The main desire of this multicultural and multigenerational fan base is escapism. With so many people stressed and uncertain, there couldn’t be a better time to find your piece of paradise.
“After ‘Margaritaville’ exploded, everyone liked that idea of escapism,” said Maske. “Going to a tropical isle, having a margarita, having your toes in the sand, not worrying about anything.”
She added that surgeons routinely listen to the septuagenarian Buffett’s brand of soft rock to relax themselves during stressful operations.
Buffett’s music has also provided calm for Eliza Peake during an especially worrisome time in 2020.
“My family came in contact with someone who was COVID-positive,” she said. “I had Radio Margaritaville on the whole time. It helped me forget while we waited for our test results.” Fortunately, everyone in her family is okay.
So, what does it take to join this colorful cocktailed club? Does it require indulging in a margarita from your Official Jimmy Buffett blender?
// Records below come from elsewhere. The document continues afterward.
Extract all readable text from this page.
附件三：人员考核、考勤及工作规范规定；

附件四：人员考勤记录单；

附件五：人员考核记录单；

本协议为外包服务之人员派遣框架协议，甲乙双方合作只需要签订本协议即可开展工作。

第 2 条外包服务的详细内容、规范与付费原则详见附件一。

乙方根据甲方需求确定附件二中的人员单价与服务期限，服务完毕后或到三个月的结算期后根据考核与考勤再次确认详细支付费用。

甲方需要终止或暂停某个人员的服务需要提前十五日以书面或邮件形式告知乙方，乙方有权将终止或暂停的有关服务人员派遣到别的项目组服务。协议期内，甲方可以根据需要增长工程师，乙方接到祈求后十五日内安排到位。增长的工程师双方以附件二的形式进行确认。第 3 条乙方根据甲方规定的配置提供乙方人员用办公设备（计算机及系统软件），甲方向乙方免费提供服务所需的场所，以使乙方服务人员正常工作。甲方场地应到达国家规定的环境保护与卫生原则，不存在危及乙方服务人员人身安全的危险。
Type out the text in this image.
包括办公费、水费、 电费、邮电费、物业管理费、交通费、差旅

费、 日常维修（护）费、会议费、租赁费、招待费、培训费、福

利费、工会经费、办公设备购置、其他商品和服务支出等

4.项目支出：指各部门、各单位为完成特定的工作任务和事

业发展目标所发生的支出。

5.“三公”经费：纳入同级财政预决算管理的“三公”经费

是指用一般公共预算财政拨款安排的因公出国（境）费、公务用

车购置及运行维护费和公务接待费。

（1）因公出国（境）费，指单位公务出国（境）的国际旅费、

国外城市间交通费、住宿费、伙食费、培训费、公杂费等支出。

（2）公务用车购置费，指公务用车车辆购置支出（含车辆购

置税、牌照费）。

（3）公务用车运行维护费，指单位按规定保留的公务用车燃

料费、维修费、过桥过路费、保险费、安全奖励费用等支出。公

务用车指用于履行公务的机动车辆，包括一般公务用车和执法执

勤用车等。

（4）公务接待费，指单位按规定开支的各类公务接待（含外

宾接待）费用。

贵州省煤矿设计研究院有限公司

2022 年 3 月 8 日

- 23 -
Does it require wasting away on a Margaritaville Booze Cruise or at his branded restaurants, resorts and retirement communities?
“You just have to know more than ‘Margaritaville,’ ‘Fins,’ and ‘Cheeseburger in Paradise,” Maske said with a chuckle. “If you enjoy Buffett’s music, if you enjoy the lifestyle, then you can be a Parrot Head.”
Maske has true fan credentials. She met the musician twice and traveled from Atlanta to Orlando, where she was featured in his 1994 music video for “Fruitcakes.” Her devotion to Buffett goes beyond being hypnotized by the songs. Since 1990, she’s been a member of the Atlanta Parrot Head Club. Founded as a joke on April Fool’s Day 1989, the local club holds the distinction of being the original Buffett fan club.
She also calls her fellow Parrot Heads a second family.
“I’m still friends with all of those people I met back in 1990,” Maske said. “We’ve watched people get married, and have kids and have grandkids. We all stay in contact, even if we move. We love each other very much.”
Peake found her love for Buffett through her “party girl” aunt. Her best memories involve poolside barbeques and dancing to the singer’s tropical tunes. It was difficult for Peake to enjoy the laid-back music after her aunt’s death five years ago, but the good memories came back when she introduced her teenaged daughter to the Parrot Head lifestyle.
“It was the best experience,” she said about taking the teen to a Buffett concert. “My daughter was also close to my aunt. We had a really good time and it meant a lot to share the experience.”
Parrot Heads love the music, love each other and they love their communities. Clubs around the world are dedicated to philanthropic work, which is also important to Buffett. Fans are most passionate about fighting Alzheimer’s Disease, following the diagnosis and death of Buffett’s father. The musician also contributes in cities where he plays, including a donation to Atlanta’s efforts against spina bifida.
And, sometimes, Parrot Head fundraisers can be hilarious.
“We played an underwater Monopoly game for charity!” said Maske.
The pandemic has downsized the Atlanta Club’s gatherings to Zoom Meeting Happy Hours, but the group remains committed to cleaning the Chattahoochee River and a 2021 Parrot Head Cruise to fight breast cancer.
So, when will anxious Parrot Heads see their savior again? Buffett tells Rolling Stone, “I’m waiting for that day…whenever it is and wherever it is, it’s gonna be a hell of a show.” In the meantime, Parrot Heads are enjoying Buffett’s latest album, “Life on the Flip Side.”
In her closing argument for becoming a Parrot Head, Peake said, “We all have lives we’re trying to live and children we’re trying to raise and making it through without depression or anxiety or whatever we’re dealing with,” she said. “But when you listen to Buffett, it makes you remember fun.”